PlayNation Test Dungeons & Dragons Online

Dungeons & Dragons Online - Test: Dungeons & Dragons Online

Von Redaktion - Test vom 18.04.2006 - 16:43 Uhr
Dungeons & Dragons Online Screenshot

Abenteuer in Eberron: Wie viel Spaß macht das MMO zum Pen and Paper Universum?
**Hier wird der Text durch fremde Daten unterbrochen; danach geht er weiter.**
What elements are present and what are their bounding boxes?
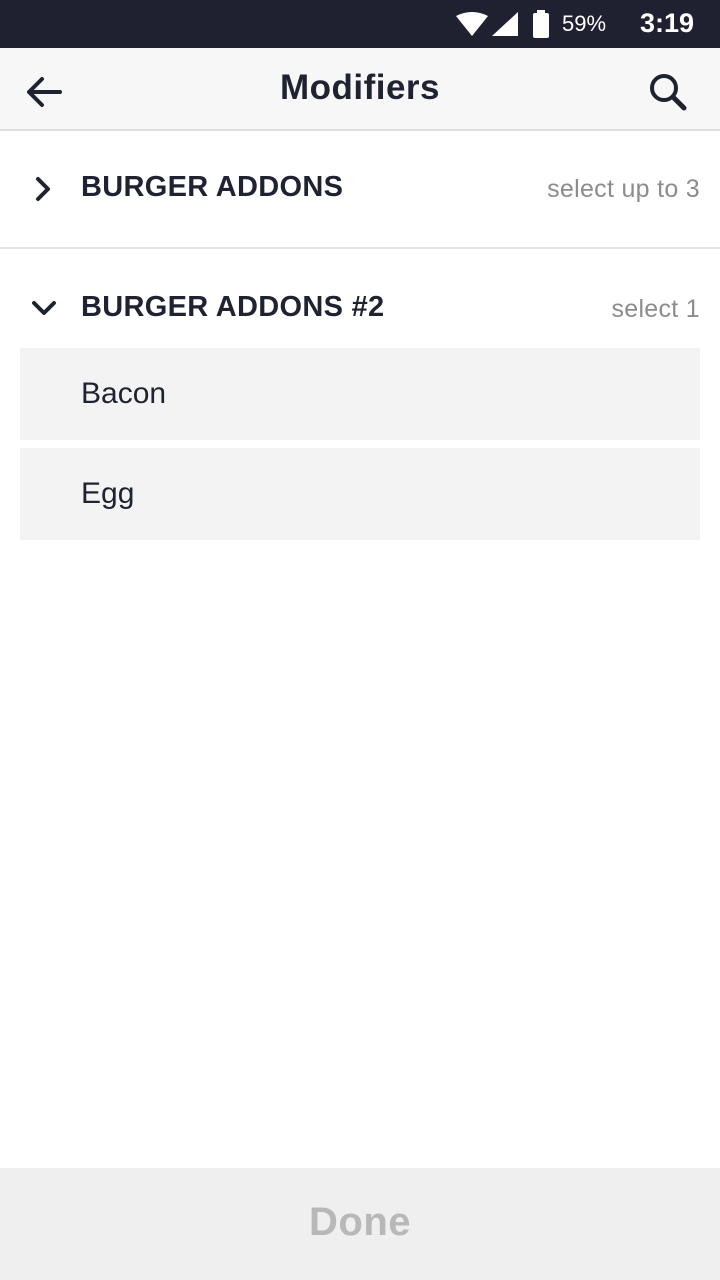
search-icon[interactable] <box>644 68 692 116</box>
divider <box>0 247 720 249</box>
wifi-icon <box>456 12 488 36</box>
status-bar: 59% 3:19 <box>0 0 720 48</box>
done-button[interactable]: Done <box>0 1168 720 1280</box>
clock: 3:19 <box>640 8 695 38</box>
modifier-option-egg[interactable]: Egg <box>20 448 700 540</box>
page-title: Modifiers <box>279 68 441 107</box>
app-bar: Modifiers <box>0 48 720 131</box>
group-selection-rule: select 1 <box>611 295 700 323</box>
signal-icon <box>492 12 518 36</box>
option-label: Bacon <box>81 377 167 410</box>
chevron-down-icon <box>32 301 56 315</box>
option-label: Egg <box>81 477 135 510</box>
group-name: BURGER ADDONS #2 <box>81 291 385 323</box>
modifier-group-burger-addons[interactable]: BURGER ADDONS select up to 3 <box>0 140 720 230</box>
battery-icon <box>533 10 549 38</box>
modifier-group-burger-addons-2[interactable]: BURGER ADDONS #2 select 1 <box>0 262 720 352</box>
modifier-option-bacon[interactable]: Bacon <box>20 348 700 440</box>
chevron-right-icon <box>36 177 50 201</box>
group-name: BURGER ADDONS <box>81 171 344 203</box>
group-selection-rule: select up to 3 <box>547 175 700 203</box>
done-label: Done <box>309 1200 411 1244</box>
battery-percent: 59% <box>562 11 607 36</box>
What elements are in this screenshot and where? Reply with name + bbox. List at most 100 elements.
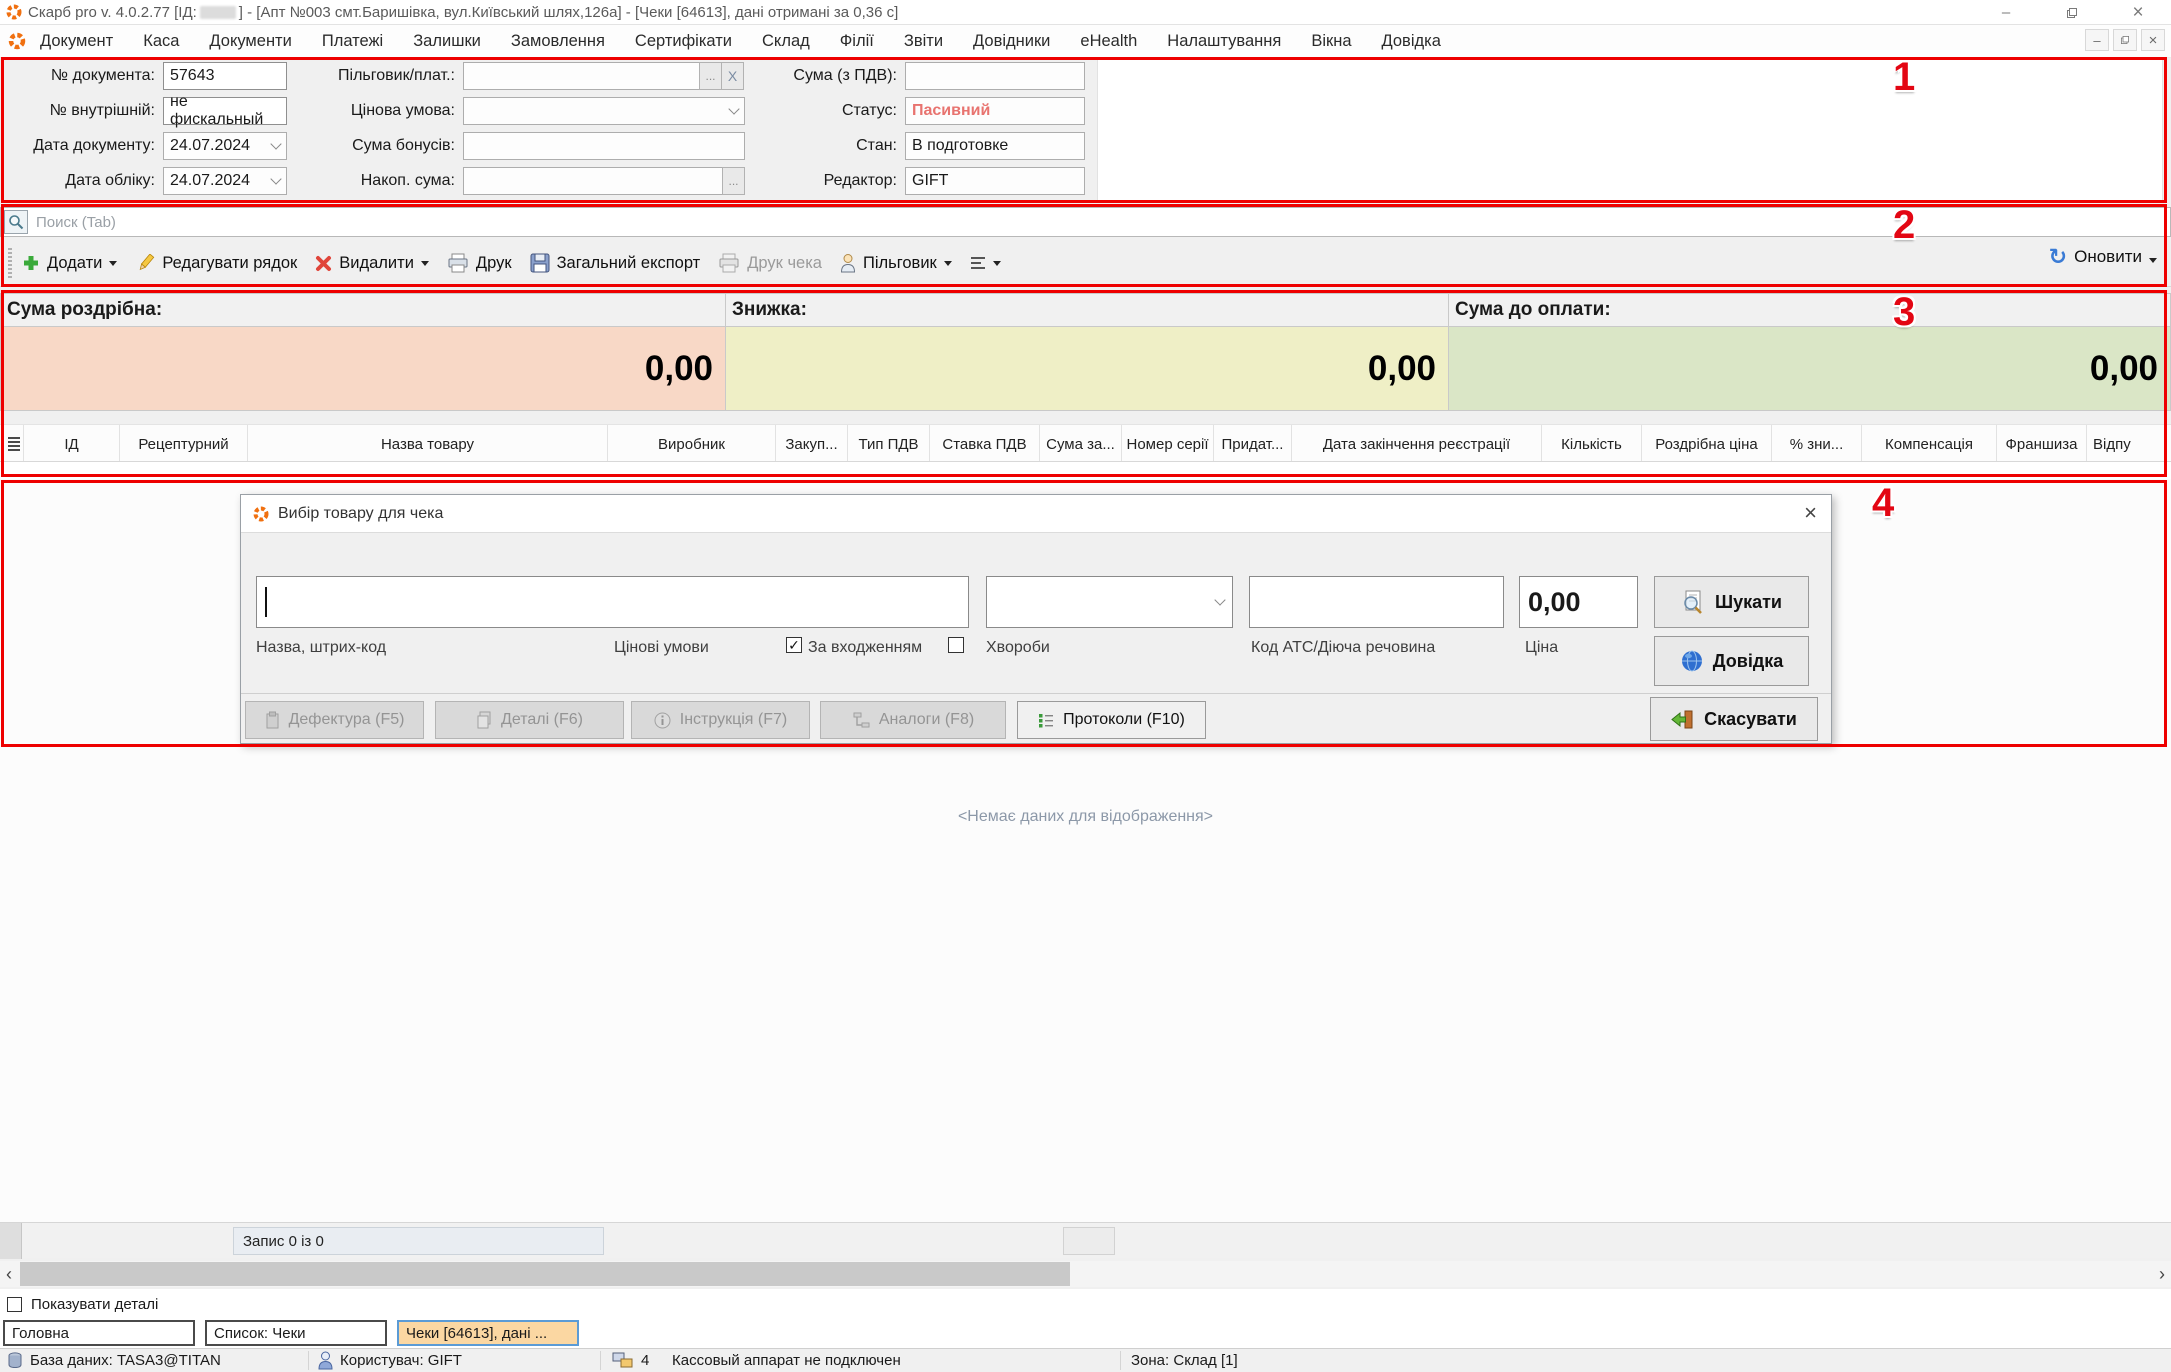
search-bar[interactable]: Поиск (Tab) (0, 207, 2171, 237)
print-button-label: Друк (476, 254, 512, 273)
column-compensation[interactable]: Компенсація (1862, 425, 1997, 462)
person-icon (840, 253, 856, 273)
dialog-app-icon (253, 506, 269, 522)
price-condition-combo[interactable] (463, 97, 745, 125)
accum-sum-label: Накоп. сума: (255, 167, 455, 195)
beneficiary-ellipsis-button[interactable]: ... (699, 62, 722, 90)
cancel-button[interactable]: Скасувати (1650, 697, 1818, 741)
scroll-right-arrow[interactable]: › (2153, 1261, 2171, 1287)
sum-vat-label: Сума (з ПДВ): (740, 62, 897, 90)
menu-reports[interactable]: Звіти (904, 32, 943, 51)
zone-status-label: Зона: Склад [1] (1131, 1352, 1238, 1369)
column-dispense[interactable]: Відпу (2087, 425, 2171, 462)
view-options-button[interactable] (970, 256, 1001, 270)
column-retail-price[interactable]: Роздрібна ціна (1642, 425, 1772, 462)
scroll-left-arrow[interactable]: ‹ (0, 1261, 18, 1287)
entry-match-checkbox[interactable]: ✓ (786, 637, 802, 653)
menu-help[interactable]: Довідка (1382, 32, 1441, 51)
mdi-close-button[interactable]: × (2141, 29, 2165, 51)
secondary-checkbox[interactable] (948, 637, 964, 653)
column-registration-end-date[interactable]: Дата закінчення реєстрації (1292, 425, 1542, 462)
dialog-title-bar[interactable]: Вибір товару для чека × (241, 495, 1831, 533)
payable-sum-label: Сума до оплати: (1448, 293, 2171, 327)
edit-row-button[interactable]: Редагувати рядок (135, 254, 297, 273)
status-bar: База даних: TASA3@TITAN Користувач: GIFT… (0, 1348, 2171, 1372)
show-details-checkbox[interactable] (7, 1297, 22, 1312)
menu-directories[interactable]: Довідники (973, 32, 1050, 51)
menu-orders[interactable]: Замовлення (511, 32, 605, 51)
menu-documents[interactable]: Документи (209, 32, 291, 51)
menu-warehouse[interactable]: Склад (762, 32, 810, 51)
column-series-number[interactable]: Номер серії (1122, 425, 1214, 462)
restore-button[interactable] (2039, 0, 2105, 25)
product-name-input[interactable] (256, 576, 969, 628)
column-vat-type[interactable]: Тип ПДВ (848, 425, 930, 462)
defect-button[interactable]: Дефектура (F5) (245, 701, 424, 739)
export-button-label: Загальний експорт (557, 254, 701, 273)
chevron-down-icon (1214, 594, 1225, 605)
column-purchase[interactable]: Закуп... (776, 425, 848, 462)
editor-label: Редактор: (740, 167, 897, 195)
column-franchise[interactable]: Франшиза (1997, 425, 2087, 462)
details-button[interactable]: Деталі (F6) (435, 701, 624, 739)
statusbar-separator (308, 1351, 309, 1370)
delete-button[interactable]: Видалити (315, 254, 429, 273)
column-product-name[interactable]: Назва товару (248, 425, 608, 462)
minimize-button[interactable]: – (1973, 0, 2039, 25)
scrollbar-thumb[interactable] (20, 1262, 1070, 1286)
menu-certificates[interactable]: Сертифікати (635, 32, 732, 51)
menu-settings[interactable]: Налаштування (1167, 32, 1281, 51)
column-sum[interactable]: Сума за... (1040, 425, 1122, 462)
accum-sum-field[interactable] (463, 167, 745, 195)
beneficiary-field[interactable] (463, 62, 700, 90)
print-button[interactable]: Друк (447, 253, 512, 273)
window-title-suffix: ] - [Апт №003 смт.Баришівка, вул.Київськ… (239, 4, 899, 21)
dialog-close-icon[interactable]: × (1804, 502, 1817, 524)
menu-kasa[interactable]: Каса (143, 32, 179, 51)
record-counter: Запис 0 із 0 (233, 1227, 604, 1255)
search-product-button[interactable]: Шукати (1654, 576, 1809, 628)
refresh-button-label: Оновити (2074, 247, 2142, 267)
mdi-restore-button[interactable] (2113, 29, 2137, 51)
menu-windows[interactable]: Вікна (1311, 32, 1351, 51)
reference-button[interactable]: Довідка (1654, 636, 1809, 686)
sum-vat-field[interactable] (905, 62, 1085, 90)
analogs-button[interactable]: Аналоги (F8) (820, 701, 1006, 739)
add-button-label: Додати (47, 254, 102, 273)
add-button[interactable]: Додати (22, 254, 117, 273)
column-quantity[interactable]: Кількість (1542, 425, 1642, 462)
tab-list-checks[interactable]: Список: Чеки (205, 1320, 387, 1346)
mdi-minimize-button[interactable]: – (2085, 29, 2109, 51)
menu-document[interactable]: Документ (40, 32, 113, 51)
toolbar-grip[interactable] (8, 248, 12, 278)
column-id[interactable]: ІД (24, 425, 120, 462)
column-manufacturer[interactable]: Виробник (608, 425, 776, 462)
export-button[interactable]: Загальний експорт (530, 253, 701, 273)
column-prescription[interactable]: Рецептурний (120, 425, 248, 462)
atc-code-input[interactable] (1249, 576, 1504, 628)
tab-home[interactable]: Головна (3, 1320, 195, 1346)
totals-labels-row: Сума роздрібна: Знижка: Сума до оплати: (0, 293, 2171, 327)
menu-ehealth[interactable]: eHealth (1080, 32, 1137, 51)
instruction-button[interactable]: Інструкція (F7) (631, 701, 810, 739)
menu-stock[interactable]: Залишки (413, 32, 481, 51)
cash-device-status: Кассовый аппарат не подключен (672, 1349, 901, 1372)
menu-branches[interactable]: Філії (840, 32, 874, 51)
column-discount-pct[interactable]: % зни... (1772, 425, 1862, 462)
print-receipt-button[interactable]: Друк чека (718, 253, 822, 273)
beneficiary-button[interactable]: Пільговик (840, 253, 952, 273)
disease-combo[interactable] (986, 576, 1233, 628)
bonus-sum-field[interactable] (463, 132, 745, 160)
column-vat-rate[interactable]: Ставка ПДВ (930, 425, 1040, 462)
refresh-button[interactable]: ↻ Оновити (2049, 246, 2157, 267)
protocols-button[interactable]: Протоколи (F10) (1017, 701, 1206, 739)
grip-icon (8, 437, 20, 451)
menu-payments[interactable]: Платежі (322, 32, 383, 51)
close-button[interactable]: × (2105, 0, 2171, 25)
app-logo-icon (6, 4, 22, 20)
horizontal-scrollbar[interactable]: ‹ › (0, 1261, 2171, 1287)
column-expiry[interactable]: Придат... (1214, 425, 1292, 462)
price-input[interactable]: 0,00 (1519, 576, 1638, 628)
doc-number-label: № документа: (5, 62, 155, 90)
tab-checks-active[interactable]: Чеки [64613], дані ... (397, 1320, 579, 1346)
Spätestens seit World of Warcraft sind die meisten Spieler von Online-Rollenspielen daran gewöhnt, noch vor der Installation das Handbuch ins Regal zu stellen. Der einfache Grund: Man braucht es nicht. Das Spielprinzip ist derart eingänglich, dass einige kleine Hilfen in der ersten Spielstunde vollauf ausreichend sind, um zukünftig erfolgreich Kobolde, Zombies und ähnliches Gesocks in mundgerechte Stücke zu schneiden. Dungeons & Dragons Online: Stormreach verhält sich eher wie die alten Rollenspielklassiker. Durch das komplexe D&D-Regelwerk stehen den Spielern unzählige Möglichkeiten zu Verfügung. Wer allerdings ohne einen blassen Schimmer dieser Regeln in die Katakomben der Spielwelt hinabsteigt, wird schnell sein blaues Wunder erleben. Wir lassen uns von solchen Kleinigkeiten aber natürlich nicht schrecken.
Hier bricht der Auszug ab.